Inclusion was a key area Dr Rasekoala highlighted as in need of work. Scientists and science communicators find it very difficult to engage beyond their comfort zones. “How can we build trust with the public when we only engage with those sections of the public that are already enrolled, that we are comfortable with? “You cannot tell me that I am included. I have to tell you that I am included.” In her eyes, we need to have the humility as a field to reflect on that together with those audiences that are currently excluded.

To make this happen, the policy dimension is critical. “Public trust can no longer be considered as a ‘nice to have’, but should be a sustainable outcome of our work.” This requires us to transform our approaches, mindset and motivations: “The real prize will only be achieved when we considerably and intentionally move from a crisis-driven approach to enhancing public trust to a fully embedded framework, through transformational and reflective practices.”

Transformation and reflection

Responding to this clear call to action, Tessa Roedema of VU Amsterdam drew on her research as part of the RETHINK project to provide insight as to how science communicators can implement reflective practice: “Find that common ground in order to become that critical friend, and don’t try to engage yourself in a conflict of discussing facts. Look for common ground, and take that as an entry point in a conversation. But that only happens when you reflect on what your value is.”

Another perspective came from Joseph Roche of Trinity College Dublin, Ireland, whose project GlobalSCAPE questions the role of science communication from an international angle and uses novel tools with its participants. “The way we are using reflective practice as a method is rather than doing a survey, we ask people to keep a reflective journal, a diary. That can be beneficial for individuals, but we are interested to see what happens when you compare that across countries, regions, and see how that changes over time.”

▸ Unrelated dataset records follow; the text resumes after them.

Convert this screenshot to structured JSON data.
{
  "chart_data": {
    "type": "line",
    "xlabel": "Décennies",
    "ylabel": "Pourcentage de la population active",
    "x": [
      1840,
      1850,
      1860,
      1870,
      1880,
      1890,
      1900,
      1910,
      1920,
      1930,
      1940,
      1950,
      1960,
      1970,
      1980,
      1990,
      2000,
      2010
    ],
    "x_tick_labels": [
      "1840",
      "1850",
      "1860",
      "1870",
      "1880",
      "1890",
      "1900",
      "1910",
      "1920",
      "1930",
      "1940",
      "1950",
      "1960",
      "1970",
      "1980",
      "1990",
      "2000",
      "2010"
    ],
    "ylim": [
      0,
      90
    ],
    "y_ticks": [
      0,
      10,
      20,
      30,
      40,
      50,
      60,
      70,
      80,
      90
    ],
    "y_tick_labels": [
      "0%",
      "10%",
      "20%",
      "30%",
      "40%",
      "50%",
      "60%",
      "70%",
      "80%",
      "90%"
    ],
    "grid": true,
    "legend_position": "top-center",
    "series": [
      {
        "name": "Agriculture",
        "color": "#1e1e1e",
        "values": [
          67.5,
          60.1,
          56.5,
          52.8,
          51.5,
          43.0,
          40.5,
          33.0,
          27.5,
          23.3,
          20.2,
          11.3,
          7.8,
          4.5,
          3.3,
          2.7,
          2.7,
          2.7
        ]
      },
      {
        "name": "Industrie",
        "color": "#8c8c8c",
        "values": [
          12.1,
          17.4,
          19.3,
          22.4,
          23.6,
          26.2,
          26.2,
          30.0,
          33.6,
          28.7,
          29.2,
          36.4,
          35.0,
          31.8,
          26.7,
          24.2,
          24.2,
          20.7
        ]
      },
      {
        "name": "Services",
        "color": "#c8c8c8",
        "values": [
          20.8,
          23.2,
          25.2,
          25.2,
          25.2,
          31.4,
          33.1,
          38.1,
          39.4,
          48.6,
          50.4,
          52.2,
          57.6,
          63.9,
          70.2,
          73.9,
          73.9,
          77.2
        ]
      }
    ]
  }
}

Elisabetta Tola of Formicablu, Italy, felt strongly that most science journalists tend to try too hard to be ambassadors of science rather than critical friends. “Often science journalism feels left out, that their work does not relate to political or economic interests: they tend to focus more on the science.” But this she sees as a weakness. “Society is composed of all of these. We need to have all of these approaches.”

As a network of science engagement institutions, Ecsite has a role to play in how this transformation can be embedded at institutional level. Executive Director Catherine Franche highlighted the strengths of science centres and museums as professional, locally rooted, reliable institutions with a convening power to bring stakeholders together: “People don’t necessarily mistrust science, but the system of science. Who does the research? What are the interests behind it? In other words, we’re talking about power.”

What role for policy?

Pamela Bartar of ZSI, Austria, introduced the policy briefs of the RETHINK and TRESCA projects which open up mechanisms and dialogue with key policy stakeholders to bring about systemic change.

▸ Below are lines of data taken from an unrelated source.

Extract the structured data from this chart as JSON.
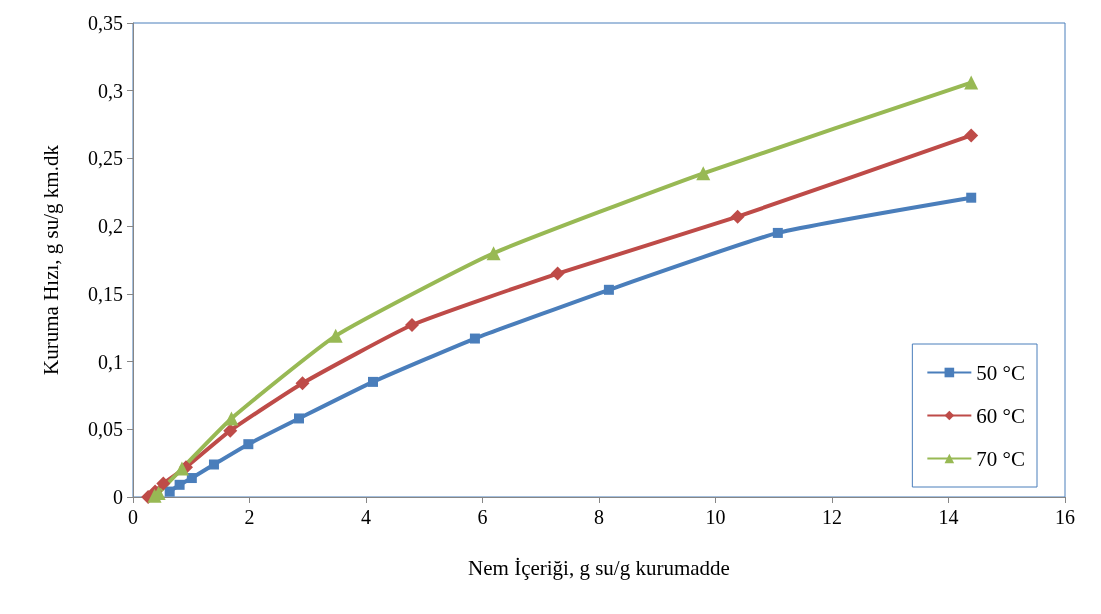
{
  "chart_data": {
    "type": "line",
    "xlabel": "Nem İçeriği, g su/g kurumadde",
    "ylabel": "Kuruma Hızı, g su/g km.dk",
    "xlim": [
      0,
      16
    ],
    "xticks": [
      0,
      2,
      4,
      6,
      8,
      10,
      12,
      14,
      16
    ],
    "ylim": [
      0,
      0.35
    ],
    "yticks": [
      {
        "value": 0,
        "label": "0"
      },
      {
        "value": 0.05,
        "label": "0,05"
      },
      {
        "value": 0.1,
        "label": "0,1"
      },
      {
        "value": 0.15,
        "label": "0,15"
      },
      {
        "value": 0.2,
        "label": "0,2"
      },
      {
        "value": 0.25,
        "label": "0,25"
      },
      {
        "value": 0.3,
        "label": "0,3"
      },
      {
        "value": 0.35,
        "label": "0,35"
      }
    ],
    "grid": false,
    "legend": "bottom right",
    "series": [
      {
        "name": "50 °C",
        "color": "#4a7ebb",
        "marker": "square",
        "x": [
          0.63,
          0.8,
          1.01,
          1.39,
          1.98,
          2.85,
          4.12,
          5.87,
          8.17,
          11.07,
          14.39
        ],
        "values": [
          0.004,
          0.009,
          0.014,
          0.024,
          0.039,
          0.058,
          0.085,
          0.117,
          0.153,
          0.195,
          0.221
        ]
      },
      {
        "name": "60 °C",
        "color": "#be4b48",
        "marker": "diamond",
        "x": [
          0.26,
          0.38,
          0.52,
          0.91,
          1.67,
          2.91,
          4.79,
          7.29,
          10.38,
          14.39
        ],
        "values": [
          0,
          0.004,
          0.01,
          0.022,
          0.049,
          0.084,
          0.127,
          0.165,
          0.207,
          0.267
        ]
      },
      {
        "name": "70 °C",
        "color": "#98b954",
        "marker": "triangle",
        "x": [
          0.37,
          0.44,
          0.84,
          1.69,
          3.48,
          6.19,
          9.79,
          14.39
        ],
        "values": [
          0.001,
          0.003,
          0.021,
          0.058,
          0.119,
          0.18,
          0.239,
          0.306
        ]
      }
    ]
  }
}
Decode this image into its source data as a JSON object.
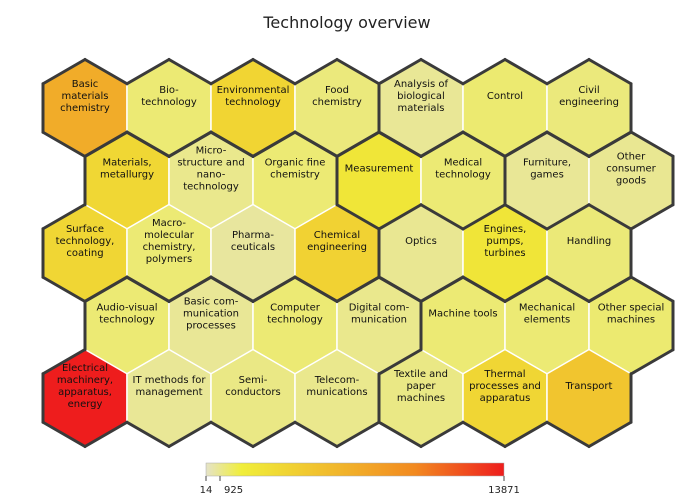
{
  "chart_data": {
    "type": "hexagonal heatmap",
    "title": "Technology overview",
    "scale": {
      "min": 14,
      "max": 13871,
      "min_label": "14",
      "mid_label": "925",
      "max_label": "13871",
      "colors": [
        "#e5e3c8",
        "#f0ee3a",
        "#f28a20",
        "#ee1d1d"
      ]
    },
    "cells": [
      {
        "row": 0,
        "col": 0,
        "lines": [
          "Basic",
          "materials",
          "chemistry"
        ],
        "value": 7000
      },
      {
        "row": 0,
        "col": 1,
        "lines": [
          "Bio-",
          "technology"
        ],
        "value": 1000
      },
      {
        "row": 0,
        "col": 2,
        "lines": [
          "Environmental",
          "technology"
        ],
        "value": 3700
      },
      {
        "row": 0,
        "col": 3,
        "lines": [
          "Food",
          "chemistry"
        ],
        "value": 900
      },
      {
        "row": 0,
        "col": 4,
        "lines": [
          "Analysis of",
          "biological",
          "materials"
        ],
        "value": 600
      },
      {
        "row": 0,
        "col": 5,
        "lines": [
          "Control"
        ],
        "value": 1050
      },
      {
        "row": 0,
        "col": 6,
        "lines": [
          "Civil",
          "engineering"
        ],
        "value": 900
      },
      {
        "row": 1,
        "col": 0,
        "lines": [
          "Materials,",
          "metallurgy"
        ],
        "value": 3500
      },
      {
        "row": 1,
        "col": 1,
        "lines": [
          "Micro-",
          "structure and",
          "nano-",
          "technology"
        ],
        "value": 700
      },
      {
        "row": 1,
        "col": 2,
        "lines": [
          "Organic fine",
          "chemistry"
        ],
        "value": 1000
      },
      {
        "row": 1,
        "col": 3,
        "lines": [
          "Measurement"
        ],
        "value": 2300
      },
      {
        "row": 1,
        "col": 4,
        "lines": [
          "Medical",
          "technology"
        ],
        "value": 1000
      },
      {
        "row": 1,
        "col": 5,
        "lines": [
          "Furniture,",
          "games"
        ],
        "value": 600
      },
      {
        "row": 1,
        "col": 6,
        "lines": [
          "Other",
          "consumer",
          "goods"
        ],
        "value": 650
      },
      {
        "row": 2,
        "col": 0,
        "lines": [
          "Surface",
          "technology,",
          "coating"
        ],
        "value": 3600
      },
      {
        "row": 2,
        "col": 1,
        "lines": [
          "Macro-",
          "molecular",
          "chemistry,",
          "polymers"
        ],
        "value": 1000
      },
      {
        "row": 2,
        "col": 2,
        "lines": [
          "Pharma-",
          "ceuticals"
        ],
        "value": 500
      },
      {
        "row": 2,
        "col": 3,
        "lines": [
          "Chemical",
          "engineering"
        ],
        "value": 3900
      },
      {
        "row": 2,
        "col": 4,
        "lines": [
          "Optics"
        ],
        "value": 650
      },
      {
        "row": 2,
        "col": 5,
        "lines": [
          "Engines,",
          "pumps,",
          "turbines"
        ],
        "value": 2400
      },
      {
        "row": 2,
        "col": 6,
        "lines": [
          "Handling"
        ],
        "value": 950
      },
      {
        "row": 3,
        "col": 0,
        "lines": [
          "Audio-visual",
          "technology"
        ],
        "value": 1000
      },
      {
        "row": 3,
        "col": 1,
        "lines": [
          "Basic com-",
          "munication",
          "processes"
        ],
        "value": 600
      },
      {
        "row": 3,
        "col": 2,
        "lines": [
          "Computer",
          "technology"
        ],
        "value": 1000
      },
      {
        "row": 3,
        "col": 3,
        "lines": [
          "Digital com-",
          "munication"
        ],
        "value": 700
      },
      {
        "row": 3,
        "col": 4,
        "lines": [
          "Machine tools"
        ],
        "value": 1000
      },
      {
        "row": 3,
        "col": 5,
        "lines": [
          "Mechanical",
          "elements"
        ],
        "value": 1000
      },
      {
        "row": 3,
        "col": 6,
        "lines": [
          "Other special",
          "machines"
        ],
        "value": 1050
      },
      {
        "row": 4,
        "col": 0,
        "lines": [
          "Electrical",
          "machinery,",
          "apparatus,",
          "energy"
        ],
        "value": 13871
      },
      {
        "row": 4,
        "col": 1,
        "lines": [
          "IT methods for",
          "management"
        ],
        "value": 600
      },
      {
        "row": 4,
        "col": 2,
        "lines": [
          "Semi-",
          "conductors"
        ],
        "value": 800
      },
      {
        "row": 4,
        "col": 3,
        "lines": [
          "Telecom-",
          "munications"
        ],
        "value": 700
      },
      {
        "row": 4,
        "col": 4,
        "lines": [
          "Textile and",
          "paper",
          "machines"
        ],
        "value": 800
      },
      {
        "row": 4,
        "col": 5,
        "lines": [
          "Thermal",
          "processes and",
          "apparatus"
        ],
        "value": 3600
      },
      {
        "row": 4,
        "col": 6,
        "lines": [
          "Transport"
        ],
        "value": 5000
      }
    ],
    "groups": [
      [
        "0,0",
        "0,1",
        "0,2",
        "0,3",
        "1,0",
        "1,1",
        "1,2",
        "2,0",
        "2,1",
        "2,2",
        "2,3"
      ],
      [
        "0,4",
        "0,5",
        "0,6",
        "1,3",
        "1,4"
      ],
      [
        "1,5",
        "1,6"
      ],
      [
        "2,4",
        "2,5",
        "2,6",
        "3,4",
        "3,5",
        "3,6",
        "4,4",
        "4,5",
        "4,6"
      ],
      [
        "3,0",
        "3,1",
        "3,2",
        "3,3",
        "4,0",
        "4,1",
        "4,2",
        "4,3"
      ]
    ]
  }
}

Birte Fähnrich of the German Federal Ministry of Education and Research welcomed the policy briefs. “They are useful to get new insights and ideas for policy making, or for countries who are already a bit further in the development, to confirm that politics are on the right track.” She highlighted a number of recommendations in particular, including the importance of supporting the development of science communication competences and research, as well as networking and coordination.

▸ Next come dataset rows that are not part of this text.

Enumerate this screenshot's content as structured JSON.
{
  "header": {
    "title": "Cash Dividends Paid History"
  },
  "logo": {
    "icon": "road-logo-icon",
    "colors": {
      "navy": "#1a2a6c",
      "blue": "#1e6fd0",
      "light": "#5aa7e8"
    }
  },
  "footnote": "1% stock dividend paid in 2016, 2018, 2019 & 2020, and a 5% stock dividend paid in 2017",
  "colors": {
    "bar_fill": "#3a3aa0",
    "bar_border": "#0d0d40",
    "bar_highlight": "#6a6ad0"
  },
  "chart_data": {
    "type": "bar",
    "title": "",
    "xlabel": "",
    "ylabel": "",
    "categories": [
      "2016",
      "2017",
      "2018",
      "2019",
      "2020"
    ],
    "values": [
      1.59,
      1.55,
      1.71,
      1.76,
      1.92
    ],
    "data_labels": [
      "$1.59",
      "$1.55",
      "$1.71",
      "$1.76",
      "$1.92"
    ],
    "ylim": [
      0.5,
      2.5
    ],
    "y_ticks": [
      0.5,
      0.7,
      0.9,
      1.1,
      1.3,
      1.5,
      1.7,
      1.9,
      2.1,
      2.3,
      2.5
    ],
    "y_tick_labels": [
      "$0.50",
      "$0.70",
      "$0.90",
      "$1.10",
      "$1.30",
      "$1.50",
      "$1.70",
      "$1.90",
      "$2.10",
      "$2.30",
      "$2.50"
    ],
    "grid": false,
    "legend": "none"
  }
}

The TRESCA project highlighted how policy can shape the type of science communication practice that is carried out in Europe, as Gabor Szüdi of ZSI explained: “One of the most important recommendations in this policy brief was about the trend of using more and more visual and digitalised solutions that make it more possible to create easily accessible science communication content and involving the public.”

Peter Hylgard of the Danish Board of Technology underlined that the policy briefs took a holistic approach: “When we talk about the relation between science and policy makers, we often talk about how science can put the knowledge into policy, and the policy makers can act. In RETHINK, we zoomed out.” The result is a set of overarching policy recommendations that can be implemented across sectors.